Mignone Alice Kabera is a Rwandan woman who is also a philanthropist, and for the very first time in Rwanda, she was assigned a title of Apostle. She is the Founder and leader of Women foundation Ministries and Noble Family Church but WFM is an association that focuses on developing Rwandan women in the areas of spirituality and the issues they face in their daily lives, including in the home, at work and beyond.

== WFM Projects ==
Women foundation ministries has a lots of project conducted every year among these there is Thanks giving event this happened in Gasabo district Nduba sector

== Connect Conferences ==
Apostle Alice Kabera also organizes connect conferences in different parts of the world
2023 in US Maine, Italy and in Germany in 2024, where she meet all the diaspora communities most of them are Rwandans and Burundian and east Africans in general, for the purposes of spreading the good news

== Philanthropy ==
in partnership with the district of Gasabo this was more of charity as well as participating in local sustainable development of vulnerable communities in Rwanda.
 The government of Rwanda encourages Institutions to create more opportunities for local citizens, by serving people whose lives are really endangered because of poverty as well as malnutrition. In that case Women Foundation Ministries started a well received initiative of supporting communities on large scales every year to eradicate poverty and malnutrition.
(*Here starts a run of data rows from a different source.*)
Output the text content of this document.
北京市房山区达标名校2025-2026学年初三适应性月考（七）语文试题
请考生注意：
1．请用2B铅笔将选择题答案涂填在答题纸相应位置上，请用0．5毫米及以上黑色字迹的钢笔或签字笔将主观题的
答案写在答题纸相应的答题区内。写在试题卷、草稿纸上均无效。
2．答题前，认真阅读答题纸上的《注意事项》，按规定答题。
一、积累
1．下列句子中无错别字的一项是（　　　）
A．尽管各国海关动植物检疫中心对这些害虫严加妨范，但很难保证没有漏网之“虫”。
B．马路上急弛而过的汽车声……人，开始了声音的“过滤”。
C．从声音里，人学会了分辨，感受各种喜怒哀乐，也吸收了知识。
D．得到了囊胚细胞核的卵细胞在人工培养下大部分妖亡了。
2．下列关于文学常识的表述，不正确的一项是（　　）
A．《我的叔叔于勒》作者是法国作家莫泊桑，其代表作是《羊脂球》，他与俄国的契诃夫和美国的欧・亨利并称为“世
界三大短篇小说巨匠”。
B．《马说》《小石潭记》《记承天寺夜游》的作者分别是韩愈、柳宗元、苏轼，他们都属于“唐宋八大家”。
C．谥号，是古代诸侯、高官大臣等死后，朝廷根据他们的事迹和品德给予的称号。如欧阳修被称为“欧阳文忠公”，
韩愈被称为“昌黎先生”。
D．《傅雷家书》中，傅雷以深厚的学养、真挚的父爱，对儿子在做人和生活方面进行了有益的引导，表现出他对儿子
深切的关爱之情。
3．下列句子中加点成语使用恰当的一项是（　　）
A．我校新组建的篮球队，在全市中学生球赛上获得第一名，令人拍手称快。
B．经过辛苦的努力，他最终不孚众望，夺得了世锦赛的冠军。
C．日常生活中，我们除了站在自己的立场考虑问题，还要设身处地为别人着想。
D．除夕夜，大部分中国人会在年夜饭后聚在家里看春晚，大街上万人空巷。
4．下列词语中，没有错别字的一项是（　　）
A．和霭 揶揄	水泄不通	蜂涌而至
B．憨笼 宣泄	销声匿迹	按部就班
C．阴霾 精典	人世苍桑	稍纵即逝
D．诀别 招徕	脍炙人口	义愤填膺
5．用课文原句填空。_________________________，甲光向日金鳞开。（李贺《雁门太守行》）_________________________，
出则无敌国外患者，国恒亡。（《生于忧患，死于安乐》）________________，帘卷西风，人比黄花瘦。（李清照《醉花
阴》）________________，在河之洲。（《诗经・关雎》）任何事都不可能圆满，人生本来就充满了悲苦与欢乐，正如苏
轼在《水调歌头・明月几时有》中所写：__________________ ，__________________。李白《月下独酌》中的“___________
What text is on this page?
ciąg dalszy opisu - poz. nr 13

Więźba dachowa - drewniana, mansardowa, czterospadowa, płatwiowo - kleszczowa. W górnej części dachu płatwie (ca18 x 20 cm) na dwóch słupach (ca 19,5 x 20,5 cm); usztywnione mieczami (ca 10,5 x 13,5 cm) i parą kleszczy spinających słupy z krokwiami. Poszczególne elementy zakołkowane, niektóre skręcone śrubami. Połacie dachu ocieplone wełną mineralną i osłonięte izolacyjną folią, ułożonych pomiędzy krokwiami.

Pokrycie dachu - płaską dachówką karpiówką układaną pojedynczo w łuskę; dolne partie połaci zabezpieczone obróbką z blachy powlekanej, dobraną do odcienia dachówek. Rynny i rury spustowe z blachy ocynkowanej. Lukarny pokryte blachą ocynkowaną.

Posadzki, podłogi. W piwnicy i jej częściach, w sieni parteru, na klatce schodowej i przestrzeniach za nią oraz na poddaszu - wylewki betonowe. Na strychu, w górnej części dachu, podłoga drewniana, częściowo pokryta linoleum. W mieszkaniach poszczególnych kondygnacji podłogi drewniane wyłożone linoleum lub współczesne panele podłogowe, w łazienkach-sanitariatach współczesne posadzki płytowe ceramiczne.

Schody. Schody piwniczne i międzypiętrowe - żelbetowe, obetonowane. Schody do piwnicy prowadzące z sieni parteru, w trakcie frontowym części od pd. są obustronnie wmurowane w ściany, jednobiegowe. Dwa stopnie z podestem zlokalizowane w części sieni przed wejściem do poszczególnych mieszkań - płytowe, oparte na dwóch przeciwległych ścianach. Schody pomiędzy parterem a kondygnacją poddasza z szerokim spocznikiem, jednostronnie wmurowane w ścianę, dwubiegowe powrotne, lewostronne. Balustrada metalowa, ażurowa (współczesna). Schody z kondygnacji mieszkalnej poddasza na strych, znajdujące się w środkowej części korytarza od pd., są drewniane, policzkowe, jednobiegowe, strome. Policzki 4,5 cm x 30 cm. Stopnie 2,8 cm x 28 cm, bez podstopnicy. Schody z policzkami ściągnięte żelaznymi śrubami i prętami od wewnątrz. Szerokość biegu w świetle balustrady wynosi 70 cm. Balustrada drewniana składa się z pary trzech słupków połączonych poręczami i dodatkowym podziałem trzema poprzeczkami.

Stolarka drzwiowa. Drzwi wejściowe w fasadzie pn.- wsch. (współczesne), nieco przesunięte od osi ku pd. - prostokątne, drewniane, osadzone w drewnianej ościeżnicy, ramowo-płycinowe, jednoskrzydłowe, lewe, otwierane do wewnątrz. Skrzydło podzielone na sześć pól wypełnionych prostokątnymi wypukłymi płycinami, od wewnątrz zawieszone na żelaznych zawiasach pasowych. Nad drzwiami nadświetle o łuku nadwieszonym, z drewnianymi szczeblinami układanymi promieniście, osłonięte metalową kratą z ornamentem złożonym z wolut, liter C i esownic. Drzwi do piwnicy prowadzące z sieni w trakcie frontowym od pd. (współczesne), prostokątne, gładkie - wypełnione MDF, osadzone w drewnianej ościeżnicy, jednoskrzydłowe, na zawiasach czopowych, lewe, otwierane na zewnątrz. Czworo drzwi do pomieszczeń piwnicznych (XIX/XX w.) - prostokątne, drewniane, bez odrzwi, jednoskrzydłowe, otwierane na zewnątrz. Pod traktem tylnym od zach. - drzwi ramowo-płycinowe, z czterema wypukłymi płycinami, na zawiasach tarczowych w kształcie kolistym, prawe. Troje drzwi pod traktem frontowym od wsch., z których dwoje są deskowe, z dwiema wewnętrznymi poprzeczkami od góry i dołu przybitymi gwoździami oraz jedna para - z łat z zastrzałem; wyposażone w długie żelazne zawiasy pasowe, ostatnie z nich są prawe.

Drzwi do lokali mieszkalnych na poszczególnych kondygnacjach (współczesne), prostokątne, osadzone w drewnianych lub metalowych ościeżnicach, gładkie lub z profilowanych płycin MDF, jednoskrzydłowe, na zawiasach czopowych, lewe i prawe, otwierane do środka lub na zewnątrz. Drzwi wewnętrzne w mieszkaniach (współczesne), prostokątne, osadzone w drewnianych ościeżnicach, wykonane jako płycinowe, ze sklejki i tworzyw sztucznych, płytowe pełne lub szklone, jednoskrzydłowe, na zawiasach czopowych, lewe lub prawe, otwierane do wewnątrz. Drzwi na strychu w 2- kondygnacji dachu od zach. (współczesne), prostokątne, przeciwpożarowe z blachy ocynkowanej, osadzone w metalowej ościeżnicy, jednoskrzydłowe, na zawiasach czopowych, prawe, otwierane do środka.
They provided 17 000 000 Rwandan francs to support district activities and also the offered food, clothing, schools materials, life insurance of about 10 000 000
Rwandan Francs. all these they do every year is to empower families through women

== Awards ==
Apostle Alice Mignonne Kabera has received many rewards. Among them is the recognition she received from Grooe due to her outstanding contribution to gospel music and media, as well as, the Sifa Award for compassionate work, which is organized every year in the name of "Thanksgiving". She organizes many events throughout the year to empower women in Rwandan society, such as "All Women Together" with the theme "From Victims to Champions". All Women Together is a huge conference which brings all women in each and every country where the foundation reaches, and they celebrate all the projects, activities and impact being created by women in their respective countries and families.

She also organizes events to help couples in their marriages, including the "Couples Dinner" event.